Of course that isn’t good business sense. But God’s ways always seem foolish to those who idolize money. And that isn’t the only scandal.
Paul, a Jew reared as a Pharisee, a citizen of the Roman Empire, was painfully aware that the message he preached, the Good News taught by Jesus, and the meaning of Jesus himself, was scandalous and foolish to the religiously sensitive Jews and the philosophically trained Greeks. How could the Messiah of God have been executed like a common criminal? What possible message could this itinerant rabbi from the hills of Galilee have to teach the great thinkers of Athens and Alexandria?
Paul simply reminds us that God’s ways and our ways often seem entirely contradictory. It’s especially tempting to start cutting corners, whittling away those merciful parts of religious observance, the parts that give people holidays from work and school and even from commerce and industry, the ones that allow us to catch our breath and even have a little fun.

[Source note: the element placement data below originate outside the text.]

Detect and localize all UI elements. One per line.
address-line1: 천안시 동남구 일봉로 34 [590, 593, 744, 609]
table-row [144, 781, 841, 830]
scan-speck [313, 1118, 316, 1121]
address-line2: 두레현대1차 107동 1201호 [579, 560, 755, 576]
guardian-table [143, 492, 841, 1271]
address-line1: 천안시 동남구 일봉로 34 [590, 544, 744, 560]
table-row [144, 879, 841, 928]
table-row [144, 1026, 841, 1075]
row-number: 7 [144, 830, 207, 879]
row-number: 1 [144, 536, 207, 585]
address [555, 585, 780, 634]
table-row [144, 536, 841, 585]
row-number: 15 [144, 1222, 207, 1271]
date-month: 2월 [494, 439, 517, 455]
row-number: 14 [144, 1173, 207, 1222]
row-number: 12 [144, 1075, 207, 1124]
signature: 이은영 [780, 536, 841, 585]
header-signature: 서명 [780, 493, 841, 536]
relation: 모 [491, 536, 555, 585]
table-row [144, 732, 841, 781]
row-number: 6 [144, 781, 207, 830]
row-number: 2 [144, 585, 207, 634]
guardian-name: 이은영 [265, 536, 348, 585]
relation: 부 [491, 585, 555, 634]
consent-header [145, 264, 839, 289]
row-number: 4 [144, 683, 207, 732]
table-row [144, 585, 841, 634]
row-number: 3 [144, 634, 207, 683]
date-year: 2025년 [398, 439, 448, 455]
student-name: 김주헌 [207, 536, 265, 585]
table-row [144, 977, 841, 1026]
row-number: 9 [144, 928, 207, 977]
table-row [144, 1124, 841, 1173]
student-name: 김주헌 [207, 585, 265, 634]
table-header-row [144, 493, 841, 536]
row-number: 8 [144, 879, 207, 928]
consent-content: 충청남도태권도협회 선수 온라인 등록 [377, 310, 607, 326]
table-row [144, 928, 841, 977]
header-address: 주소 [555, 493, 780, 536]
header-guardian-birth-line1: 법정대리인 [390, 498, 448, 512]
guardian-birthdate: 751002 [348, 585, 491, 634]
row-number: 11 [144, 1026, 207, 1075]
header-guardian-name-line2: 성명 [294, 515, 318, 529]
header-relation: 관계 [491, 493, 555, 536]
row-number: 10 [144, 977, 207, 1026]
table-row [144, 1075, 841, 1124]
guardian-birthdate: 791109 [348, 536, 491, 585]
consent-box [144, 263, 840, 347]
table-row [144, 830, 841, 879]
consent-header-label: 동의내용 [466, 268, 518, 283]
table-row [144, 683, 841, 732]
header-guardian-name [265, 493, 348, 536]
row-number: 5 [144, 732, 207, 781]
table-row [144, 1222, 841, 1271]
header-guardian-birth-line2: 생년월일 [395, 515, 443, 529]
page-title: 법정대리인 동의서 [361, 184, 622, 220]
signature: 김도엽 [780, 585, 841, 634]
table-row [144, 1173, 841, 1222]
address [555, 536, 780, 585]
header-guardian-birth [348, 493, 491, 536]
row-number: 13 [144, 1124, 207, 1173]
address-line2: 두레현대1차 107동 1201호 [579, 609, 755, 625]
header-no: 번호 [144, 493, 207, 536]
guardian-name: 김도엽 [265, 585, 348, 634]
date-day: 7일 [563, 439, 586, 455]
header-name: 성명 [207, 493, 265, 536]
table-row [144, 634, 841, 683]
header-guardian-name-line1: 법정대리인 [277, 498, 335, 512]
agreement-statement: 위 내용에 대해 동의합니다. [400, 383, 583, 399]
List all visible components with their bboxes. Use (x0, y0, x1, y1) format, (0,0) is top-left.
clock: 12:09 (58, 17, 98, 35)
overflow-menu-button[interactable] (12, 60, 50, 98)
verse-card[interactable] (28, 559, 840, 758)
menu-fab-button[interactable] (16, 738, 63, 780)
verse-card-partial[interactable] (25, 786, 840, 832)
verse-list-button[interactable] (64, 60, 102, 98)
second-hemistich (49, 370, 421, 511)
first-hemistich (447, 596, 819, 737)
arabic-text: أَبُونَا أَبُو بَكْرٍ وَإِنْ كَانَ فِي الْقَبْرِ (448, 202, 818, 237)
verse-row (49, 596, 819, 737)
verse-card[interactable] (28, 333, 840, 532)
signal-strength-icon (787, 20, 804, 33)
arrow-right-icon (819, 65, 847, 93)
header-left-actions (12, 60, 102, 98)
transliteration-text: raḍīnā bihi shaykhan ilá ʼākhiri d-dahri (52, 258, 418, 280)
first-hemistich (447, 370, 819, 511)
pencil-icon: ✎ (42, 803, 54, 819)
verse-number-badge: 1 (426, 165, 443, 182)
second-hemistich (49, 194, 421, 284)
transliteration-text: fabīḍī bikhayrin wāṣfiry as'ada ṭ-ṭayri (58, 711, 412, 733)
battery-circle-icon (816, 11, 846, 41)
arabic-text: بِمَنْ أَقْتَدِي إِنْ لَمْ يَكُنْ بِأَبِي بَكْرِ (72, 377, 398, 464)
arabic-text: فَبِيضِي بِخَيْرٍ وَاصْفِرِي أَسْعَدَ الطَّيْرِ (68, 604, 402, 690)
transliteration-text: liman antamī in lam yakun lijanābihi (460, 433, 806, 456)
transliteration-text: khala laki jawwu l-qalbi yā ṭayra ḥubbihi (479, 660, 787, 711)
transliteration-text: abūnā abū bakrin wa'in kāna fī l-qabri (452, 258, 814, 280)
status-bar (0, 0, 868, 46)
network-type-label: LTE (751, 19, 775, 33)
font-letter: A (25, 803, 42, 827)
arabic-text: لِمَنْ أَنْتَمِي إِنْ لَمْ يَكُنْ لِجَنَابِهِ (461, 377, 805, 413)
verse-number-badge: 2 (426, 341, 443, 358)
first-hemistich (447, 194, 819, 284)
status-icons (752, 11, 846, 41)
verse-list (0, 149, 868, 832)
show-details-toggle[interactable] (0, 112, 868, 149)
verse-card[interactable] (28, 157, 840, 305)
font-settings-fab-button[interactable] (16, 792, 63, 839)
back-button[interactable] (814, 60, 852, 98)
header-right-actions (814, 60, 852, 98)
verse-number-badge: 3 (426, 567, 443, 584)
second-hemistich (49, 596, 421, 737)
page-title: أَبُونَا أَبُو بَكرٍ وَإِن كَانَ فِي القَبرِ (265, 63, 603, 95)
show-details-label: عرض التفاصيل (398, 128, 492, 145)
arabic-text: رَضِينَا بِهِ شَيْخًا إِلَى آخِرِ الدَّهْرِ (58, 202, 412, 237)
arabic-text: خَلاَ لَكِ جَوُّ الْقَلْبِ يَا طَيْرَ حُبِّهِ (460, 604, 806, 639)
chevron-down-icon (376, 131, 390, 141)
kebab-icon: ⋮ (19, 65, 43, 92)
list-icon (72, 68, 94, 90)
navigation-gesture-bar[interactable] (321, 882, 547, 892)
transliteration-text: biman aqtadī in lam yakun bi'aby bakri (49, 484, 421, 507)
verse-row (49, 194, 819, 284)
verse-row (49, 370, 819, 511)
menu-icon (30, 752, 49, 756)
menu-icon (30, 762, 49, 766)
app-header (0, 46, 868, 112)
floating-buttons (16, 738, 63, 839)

I think that is why Jesus became so angry when he arrived at the Temple and found it full of money changers and hucksters selling animals for sacrifice. The outer court had become nothing more than a huge religious bazaar, a marketplace for religious merchandise. And making a tidy profit by gouging the poor was no doubt a big part of what was going on.
John’s gospel places this scene at the very beginning of Jesus’ ministry. The other evangelists thought it happened near the end. One way or another, it was a major turning point in Jesus’ life, one from which there was no retreat. He had positioned himself in opposition to the religious authorities and, as he pointed out, for the honor of God. From that moment, he was a marked man.
Corruption and the need for reform is woven into the fabric of most if not all human institutions. The love of money, even more than of power, is often the root cause, and it was his recognition of this failure that sparked Jesus’ outrage in the temple. That reform takes root is itself a miracle of resurrection. Where it is lacking, desolation follows. Christianity is hardly immune.
Repentance, metanoia, means changing our way of thinking, our whole way of life to the extent that it wars against the spirit. If we are going to grow closer to what God intends for us, for all human beings, we have to leave the sins and mistakes of the past behind, acknowledged but not belabored, and strike out fresh and new. This, surely is prominent in the mission and ministry of Pope Francis this weekend.
Wherever sinfulness has bound people — in our homes, our communities, our workplaces — we need to break free, to make peace through love, forgiveness, and reconciliation. It is never easy, and sometimes it hardly seems possible. Factionalism and tribalism, and the inevitable demonization of those with whom we differ religiously, ethnically, or politically because they represent a different way of doing things is not just foolish and self-defeating. It strikes at the root of both our democratic form of government and our faith.
So while there’s time, let us pray that God will give us the wisdom and strength to rekindle the warmth of charity, to forgive, to reconcile ourselves with our brothers and sisters here and throughout the world so that we may be called and may truly be children of Abraham and Abraham’s God.